The late Stanton carries film about mortality

Photo courtesy of Superlative Films

John Carroll Lynch (“Zodiac”) has a cheeky eye — a patient, slow-burning eye for subtlety but cheeky nonetheless. In his debut feature “Lucky,” he puts it to good use. “Lucky” is notable for being one of the final films of Harry Dean Stanton (“Paris, Texas”), who died at the age of 91 one month ago.

Starring Stanton as the eponymous Lucky, the film follows Stanton’s eccentric, stubbornly independent 90-some year old persona as he conducts the same idiosyncratic daily routine in a small Midwestern town.

Viewers are treated to each charming repetition as Lucky wakes up, shaves, smokes several cigarettes, does yoga exercises and ambles from his home to the local diner for a coffee and a crossword. Every wrinkle in Stanton’s face is expressive; viewers never tire of watching him shuffle, brood and argue from place to place.

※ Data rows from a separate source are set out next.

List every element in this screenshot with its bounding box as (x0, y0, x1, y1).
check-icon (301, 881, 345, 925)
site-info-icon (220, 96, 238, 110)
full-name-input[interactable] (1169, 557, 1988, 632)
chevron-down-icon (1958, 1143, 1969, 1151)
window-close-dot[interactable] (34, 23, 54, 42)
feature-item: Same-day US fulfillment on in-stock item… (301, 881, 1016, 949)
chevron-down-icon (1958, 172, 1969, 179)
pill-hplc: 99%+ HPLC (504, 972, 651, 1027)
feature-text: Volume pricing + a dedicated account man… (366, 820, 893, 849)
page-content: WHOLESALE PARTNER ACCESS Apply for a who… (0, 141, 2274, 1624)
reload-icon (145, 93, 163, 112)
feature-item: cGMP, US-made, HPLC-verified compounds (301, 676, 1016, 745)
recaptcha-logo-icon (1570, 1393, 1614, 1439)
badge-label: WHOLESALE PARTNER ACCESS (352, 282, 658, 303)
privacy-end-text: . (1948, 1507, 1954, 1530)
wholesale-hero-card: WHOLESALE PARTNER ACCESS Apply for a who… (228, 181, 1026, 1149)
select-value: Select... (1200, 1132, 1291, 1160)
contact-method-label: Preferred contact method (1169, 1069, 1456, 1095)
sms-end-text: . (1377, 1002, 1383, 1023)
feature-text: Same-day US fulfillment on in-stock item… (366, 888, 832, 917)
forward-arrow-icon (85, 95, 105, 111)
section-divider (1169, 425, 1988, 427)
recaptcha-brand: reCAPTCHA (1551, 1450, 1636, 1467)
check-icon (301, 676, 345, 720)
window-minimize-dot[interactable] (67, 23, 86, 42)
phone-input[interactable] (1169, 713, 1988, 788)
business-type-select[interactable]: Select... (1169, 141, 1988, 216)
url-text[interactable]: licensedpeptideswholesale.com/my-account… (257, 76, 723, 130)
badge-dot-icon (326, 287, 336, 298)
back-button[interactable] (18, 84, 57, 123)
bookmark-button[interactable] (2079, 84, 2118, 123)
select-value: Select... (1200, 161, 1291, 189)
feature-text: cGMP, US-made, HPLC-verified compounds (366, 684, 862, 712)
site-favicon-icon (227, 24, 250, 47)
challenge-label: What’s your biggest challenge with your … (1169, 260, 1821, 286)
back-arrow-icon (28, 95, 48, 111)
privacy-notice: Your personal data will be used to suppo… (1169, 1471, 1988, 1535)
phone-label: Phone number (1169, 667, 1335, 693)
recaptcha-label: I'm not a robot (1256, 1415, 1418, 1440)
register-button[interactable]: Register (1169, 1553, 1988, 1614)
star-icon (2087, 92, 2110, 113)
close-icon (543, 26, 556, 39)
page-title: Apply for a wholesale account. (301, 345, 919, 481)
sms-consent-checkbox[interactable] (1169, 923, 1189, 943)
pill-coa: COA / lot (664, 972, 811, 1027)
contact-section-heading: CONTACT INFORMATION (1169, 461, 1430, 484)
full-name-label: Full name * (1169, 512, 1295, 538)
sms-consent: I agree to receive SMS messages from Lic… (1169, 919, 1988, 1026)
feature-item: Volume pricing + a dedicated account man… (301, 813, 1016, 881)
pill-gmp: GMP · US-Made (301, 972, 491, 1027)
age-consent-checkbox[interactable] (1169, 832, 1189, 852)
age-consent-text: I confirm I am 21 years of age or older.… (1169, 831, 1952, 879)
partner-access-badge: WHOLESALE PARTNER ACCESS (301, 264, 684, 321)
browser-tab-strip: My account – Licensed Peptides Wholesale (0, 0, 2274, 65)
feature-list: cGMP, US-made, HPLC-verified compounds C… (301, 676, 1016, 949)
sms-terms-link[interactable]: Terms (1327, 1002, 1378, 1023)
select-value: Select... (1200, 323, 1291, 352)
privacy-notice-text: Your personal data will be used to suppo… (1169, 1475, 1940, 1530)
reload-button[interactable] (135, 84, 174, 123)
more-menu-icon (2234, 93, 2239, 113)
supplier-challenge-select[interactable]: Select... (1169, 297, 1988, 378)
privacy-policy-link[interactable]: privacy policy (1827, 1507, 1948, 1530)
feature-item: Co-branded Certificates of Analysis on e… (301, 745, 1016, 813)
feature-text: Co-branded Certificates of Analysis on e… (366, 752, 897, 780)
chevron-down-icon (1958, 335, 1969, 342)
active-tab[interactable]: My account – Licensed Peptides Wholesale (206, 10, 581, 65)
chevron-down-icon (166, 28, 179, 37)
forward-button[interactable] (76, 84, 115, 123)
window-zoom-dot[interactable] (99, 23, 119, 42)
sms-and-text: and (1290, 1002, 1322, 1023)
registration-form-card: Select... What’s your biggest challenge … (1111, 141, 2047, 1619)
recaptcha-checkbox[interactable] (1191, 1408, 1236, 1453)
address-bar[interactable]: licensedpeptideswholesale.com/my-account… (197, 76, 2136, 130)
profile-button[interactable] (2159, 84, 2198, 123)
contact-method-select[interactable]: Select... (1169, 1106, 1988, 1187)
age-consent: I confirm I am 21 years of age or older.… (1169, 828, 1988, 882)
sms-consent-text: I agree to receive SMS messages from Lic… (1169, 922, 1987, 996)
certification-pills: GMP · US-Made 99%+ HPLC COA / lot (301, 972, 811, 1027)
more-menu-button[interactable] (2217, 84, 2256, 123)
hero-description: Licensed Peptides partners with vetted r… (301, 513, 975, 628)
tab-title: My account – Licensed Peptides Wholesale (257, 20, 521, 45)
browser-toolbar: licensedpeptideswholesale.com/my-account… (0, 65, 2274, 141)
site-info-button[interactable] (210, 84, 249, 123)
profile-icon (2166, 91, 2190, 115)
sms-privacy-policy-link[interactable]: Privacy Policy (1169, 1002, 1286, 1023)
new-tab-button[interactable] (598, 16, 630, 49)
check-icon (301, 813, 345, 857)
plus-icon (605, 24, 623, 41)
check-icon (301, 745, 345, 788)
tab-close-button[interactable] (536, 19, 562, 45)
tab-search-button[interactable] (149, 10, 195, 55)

Lynch’s shots are slow and observant, allowing viewers to soak every feature, contradiction and quirk of the life Lucky has forged for himself, from the cactus he waters in his underwear to the game shows that he religiously watches.

Suddenly, one morning as he is waiting for his daily coffee to brew, Lucky falls. At the hospital, he is told not to be alarmed because his fall is simply an inevitable result of his old age. For the first time in a while, Lucky is forced to face his own mortality.

While it is not an original idea by any stretch of the imagination, there is charm to this film, and most of it stems from Stanton himself. Spouting off words of wisdom that reveal a deep intuition beneath his quiet facade, Stanton is able to infuse depth and poignancy to the rote routine of a single individual. This poignancy is demonstrated wonderfully when Lucky is invited to a birthday party for a friend’s son and delivers a soulful, scratchy rendition of “Volver, Volver” to the music of a hired Mariachi Band.

Still, this charm can only take a movie so far. While Lynch has built a strong cast around Stanton, it seems as if he has neither the script nor experience to direct them well. As Lucky cycles through his three standard watering holes — a diner, a bodega and a bar — he interacts with the same cast of characters over and over again. Each voices their advice, opinions and existential worries, and every time, it feels as if each character is delivering a rehearsed, trite monologue on perspective, time and mortality. Nearly every line not delivered by Stanton is ever so slightly stilted.

If the film’s editing were a little tighter, a more natural quality could be offered to these lines. David Lynch, the prolific director of “Twin Peaks” and “Mulholland Drive,” plays Howard. A lonely, similarly eccentric man, Howard’s tortoise, President Roosevelt, recently ran away. Upon the loss of his lifelong friend and pet, Howard lectures his fellow bar patrons on his torment. Scenes like this have the potential to be both humorous and deeply affecting, but the script only feeds actors familiar, well-worn platitudes.

The weak directing forces viewers to simply infer the emotional intention of each scene. Many of the characters only ever seem to be reacting to Lucky, as audience surrogates, rather than adding any complexity and depth to the plot.

The movie does not say anything original about mortality and other themes. The script never takes Lucky’s character anywhere that departs from the generic existential crises that ail most aging characters. At 88 minutes long, the movie could benefit from more plot points and character development that would push Lucky into more emotionally rich territory.

Despite the heavy nature of its themes, the film never descends into existential dread or despair. Though he broods and grumbles, Lucky constantly looks to accept his mortality and face his world with a broad, asymmetric smile.